Empty out the mixing bowl onto a piece of parchment paper sprinkled liberally with icing sugar. Knead until you have a cohesive dough.
And there we go! Marzipan, ready to go. Roll up the parchment paper, and wrap the entire thing in clingfilm. Let rest in the fridge for at least an hour before using.
- 350 grams icing sugar, sifted + more for kneading and dusting.
- 350 grams ground almonds
- 1 tablespoon almond extract
- 2 teaspoons rum
- ½ tsp salt
- 110 grams pasteurised egg whites
- 1 tsp lemon zest
- You can mix this in a bowl and use your hands to knead the mixture, however, a food processor really is better if you have one available, as you will end up with a finer textured marzipan.
- Add the almonds and sugar into a food processor. Pulse a few times to remove any clumps.
- Add the eggs, almond extract, and lemon zest, and pulse until the mixture comes together in a nice dough.
- Remove the dough from the food processor, and knead into a smooth dough using more icing sugar.
- Wrap in plastic wrap and leave to cool in the refrigerator for at least an hour before using. You can keep this in the refrigerator for up to a month.

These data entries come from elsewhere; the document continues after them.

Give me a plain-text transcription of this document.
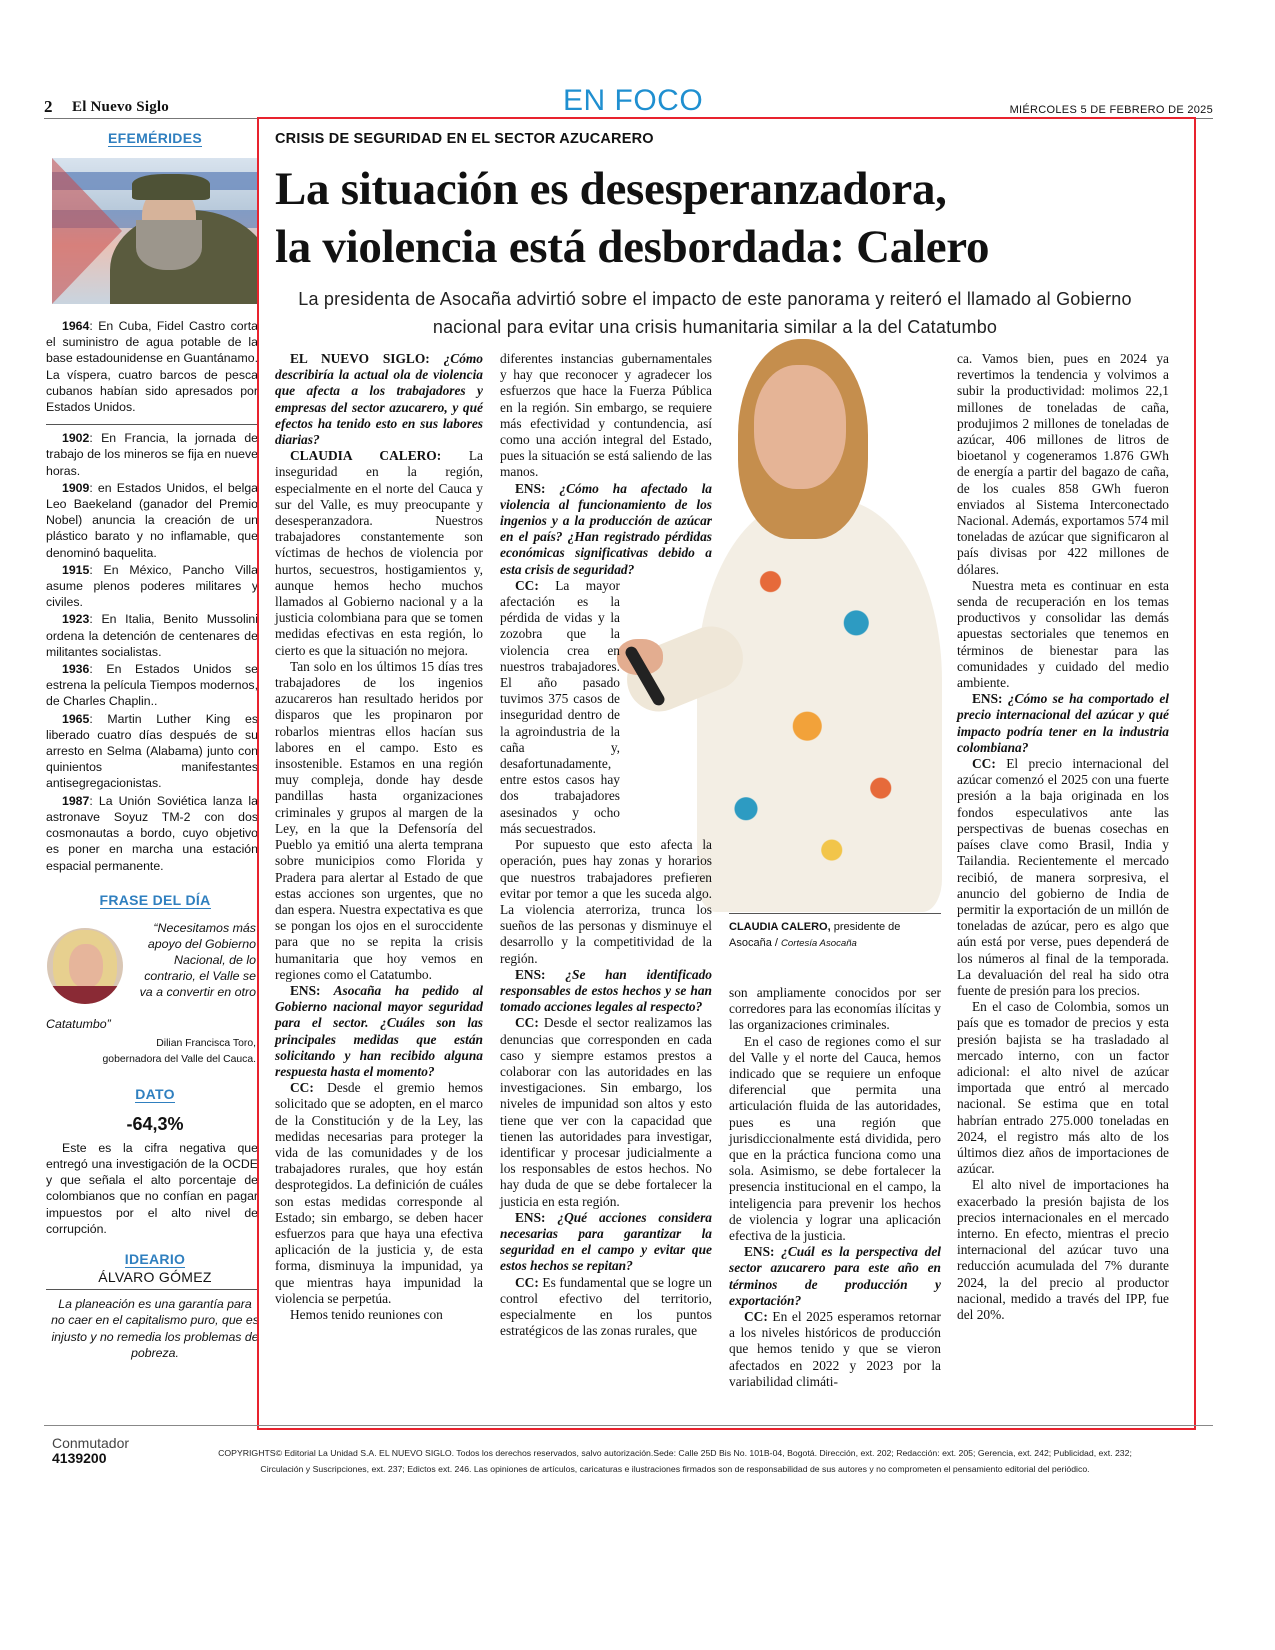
2 El Nuevo Siglo	EN FOCO	MIÉRCOLES 5 DE FEBRERO DE 2025
EFEMÉRIDES

1964: En Cuba, Fidel Castro corta el suministro de agua potable de la base estadounidense en Guantánamo. La víspera, cuatro barcos de pesca cubanos habían sido apresados por Estados Unidos.

1902: En Francia, la jornada de trabajo de los mineros se fija en nueve horas.

1909: en Estados Unidos, el belga Leo Baekeland (ganador del Premio Nobel) anuncia la creación de un plástico barato y no inflamable, que denominó baquelita.

1915: En México, Pancho Villa asume plenos poderes militares y civiles.

1923: En Italia, Benito Mussolini ordena la detención de centenares de militantes socialistas.

1936: En Estados Unidos se estrena la película Tiempos modernos, de Charles Chaplin..

1965: Martin Luther King es liberado cuatro días después de su arresto en Selma (Alabama) junto con quinientos manifestantes antisegregacionistas.

1987: La Unión Soviética lanza la astronave Soyuz TM-2 con dos cosmonautas a bordo, cuyo objetivo es poner en marcha una estación espacial permanente.

FRASE DEL DÍA
“Necesitamos más apoyo del Gobierno Nacional, de lo contrario, el Valle se va a convertir en otro
Catatumbo”
Dilian Francisca Toro,
gobernadora del Valle del Cauca.
DATO
-64,3%
Este es la cifra negativa que entregó una investigación de la OCDE y que señala el alto porcentaje de colombianos que no confían en pagar impuestos por el alto nivel de corrupción.
IDEARIO
ÁLVARO GÓMEZ
La planeación es una garantía para no caer en el capitalismo puro, que es injusto y no remedia los problemas de pobreza.
CRISIS DE SEGURIDAD EN EL SECTOR AZUCARERO
La situación es desesperanzadora,
la violencia está desbordada: Calero
La presidenta de Asocaña advirtió sobre el impacto de este panorama y reiteró el llamado al Gobierno nacional para evitar una crisis humanitaria similar a la del Catatumbo
CLAUDIA CALERO, presidente de Asocaña / Cortesía Asocaña

EL NUEVO SIGLO: ¿Cómo describiría la actual ola de violencia que afecta a los trabajadores y empresas del sector azucarero, y qué efectos ha tenido esto en sus labores diarias?

CLAUDIA CALERO: La inseguridad en la región, especialmente en el norte del Cauca y sur del Valle, es muy preocupante y desesperanzadora. Nuestros trabajadores constantemente son víctimas de hechos de violencia por hurtos, secuestros, hostigamientos y, aunque hemos hecho muchos llamados al Gobierno nacional y a la justicia colombiana para que se tomen medidas efectivas en esta región, lo cierto es que la situación no mejora.

Tan solo en los últimos 15 días tres trabajadores de los ingenios azucareros han resultado heridos por disparos que les propinaron por robarlos mientras ellos hacían sus labores en el campo. Esto es insostenible. Estamos en una región muy compleja, donde hay desde pandillas hasta organizaciones criminales y grupos al margen de la Ley, en la que la Defensoría del Pueblo ya emitió una alerta temprana sobre municipios como Florida y Pradera para alertar al Estado de que estas acciones son urgentes, que no dan espera. Nuestra expectativa es que se pongan los ojos en el suroccidente para que no se repita la crisis humanitaria que hoy vemos en regiones como el Catatumbo.

ENS: Asocaña ha pedido al Gobierno nacional mayor seguridad para el sector. ¿Cuáles son las principales medidas que están solicitando y han recibido alguna respuesta hasta el momento?

CC: Desde el gremio hemos solicitado que se adopten, en el marco de la Constitución y de la Ley, las medidas necesarias para proteger la vida de las comunidades y de los trabajadores rurales, que hoy están desprotegidos. La definición de cuáles son estas medidas corresponde al Estado; sin embargo, se deben hacer esfuerzos para que haya una efectiva aplicación de la justicia y, de esta forma, disminuya la impunidad, ya que mientras haya impunidad la violencia se perpetúa.

Hemos tenido reuniones con

diferentes instancias gubernamentales y hay que reconocer y agradecer los esfuerzos que hace la Fuerza Pública en la región. Sin embargo, se requiere más efectividad y contundencia, así como una acción integral del Estado, pues la situación se está saliendo de las manos.

ENS: ¿Cómo ha afectado la violencia al funcionamiento de los ingenios y a la producción de azúcar en el país? ¿Han registrado pérdidas económicas significativas debido a esta crisis de seguridad?

CC: La mayor afectación es la pérdida de vidas y la zozobra que la violencia crea en nuestros trabajadores. El año pasado tuvimos 375 casos de inseguridad dentro de la agroindustria de la caña y, desafortunadamente, entre estos casos hay dos trabajadores asesinados y ocho más secuestrados.

Por supuesto que esto afecta la operación, pues hay zonas y horarios que nuestros trabajadores prefieren evitar por temor a que les suceda algo. La violencia aterroriza, trunca los sueños de las personas y disminuye el desarrollo y la competitividad de la región.

ENS: ¿Se han identificado responsables de estos hechos y se han tomado acciones legales al respecto?

CC: Desde el sector realizamos las denuncias que corresponden en cada caso y siempre estamos prestos a colaborar con las autoridades en las investigaciones. Sin embargo, los niveles de impunidad son altos y esto tiene que ver con la capacidad que tienen las autoridades para investigar, identificar y procesar judicialmente a los responsables de estos hechos. No hay duda de que se debe fortalecer la justicia en esta región.

ENS: ¿Qué acciones considera necesarias para garantizar la seguridad en el campo y evitar que estos hechos se repitan?

CC: Es fundamental que se logre un control efectivo del territorio, especialmente en los puntos estratégicos de las zonas rurales, que

son ampliamente conocidos por ser corredores para las economías ilícitas y las organizaciones criminales.

En el caso de regiones como el sur del Valle y el norte del Cauca, hemos indicado que se requiere un enfoque diferencial que permita una articulación fluida de las autoridades, pues es una región que jurisdiccionalmente está dividida, pero que en la práctica funciona como una sola. Asimismo, se debe fortalecer la presencia institucional en el campo, la inteligencia para prevenir los hechos de violencia y lograr una aplicación efectiva de la justicia.

ENS: ¿Cuál es la perspectiva del sector azucarero para este año en términos de producción y exportación?

CC: En el 2025 esperamos retornar a los niveles históricos de producción que hemos tenido y que se vieron afectados en 2022 y 2023 por la variabilidad climáti-

ca. Vamos bien, pues en 2024 ya revertimos la tendencia y volvimos a subir la productividad: molimos 22,1 millones de toneladas de caña, produjimos 2 millones de toneladas de azúcar, 406 millones de litros de bioetanol y cogeneramos 1.876 GWh de energía a partir del bagazo de caña, de los cuales 858 GWh fueron enviados al Sistema Interconectado Nacional. Además, exportamos 574 mil toneladas de azúcar que significaron al país divisas por 422 millones de dólares.

Nuestra meta es continuar en esta senda de recuperación en los temas productivos y consolidar las demás apuestas sectoriales que tenemos en términos de bienestar para las comunidades y cuidado del medio ambiente.

ENS: ¿Cómo se ha comportado el precio internacional del azúcar y qué impacto podría tener en la industria colombiana?

CC: El precio internacional del azúcar comenzó el 2025 con una fuerte presión a la baja originada en los fondos especulativos ante las perspectivas de buenas cosechas en países clave como Brasil, India y Tailandia. Recientemente el mercado recibió, de manera sorpresiva, el anuncio del gobierno de India de permitir la exportación de un millón de toneladas de azúcar, pero es algo que aún está por verse, pues dependerá de los números al final de la temporada. La devaluación del real ha sido otra fuente de presión para los precios.

En el caso de Colombia, somos un país que es tomador de precios y esta presión bajista se ha trasladado al mercado interno, con un factor adicional: el alto nivel de azúcar importada que entró al mercado nacional. Se estima que en total habrían entrado 275.000 toneladas en 2024, el registro más alto de los últimos diez años de importaciones de azúcar.

El alto nivel de importaciones ha exacerbado la presión bajista de los precios internacionales en el mercado interno. En efecto, mientras el precio internacional del azúcar tuvo una reducción acumulada del 7% durante 2024, la del precio al productor nacional, medido a través del IPP, fue del 20%.

Conmutador
4139200	COPYRIGHTS© Editorial La Unidad S.A. EL NUEVO SIGLO. Todos los derechos reservados, salvo autorización.Sede: Calle 25D Bis No. 101B-04, Bogotá. Dirección, ext. 202; Redacción: ext. 205; Gerencia, ext. 242; Publicidad, ext. 232;
Circulación y Suscripciones, ext. 237; Edictos ext. 246. Las opiniones de artículos, caricaturas e ilustraciones firmados son de responsabilidad de sus autores y no comprometen el pensamiento editorial del periódico.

Note: you may be concerned about the use of egg whites in this recipe. I have specified using pasteurised egg whites, which you can usually buy in a carton in the cool section of big supermarkets. Pasteurised egg whites are absolutely safe – you could drink them from the carton, if you wanted to! In the pasteurisation process, the egg whites were already cooked to a sufficient temperature to kill any bacteria in them. You may find recipes for cooked marzipan, that do exactly that – they cook the egg white involved to a certain temperature to ensure pasteurisation. Moreover, marzipan is very high in sugar, and sugar is a preservative. It is also low in moisture, which combined with the amount of sugar prevents bacteria growing.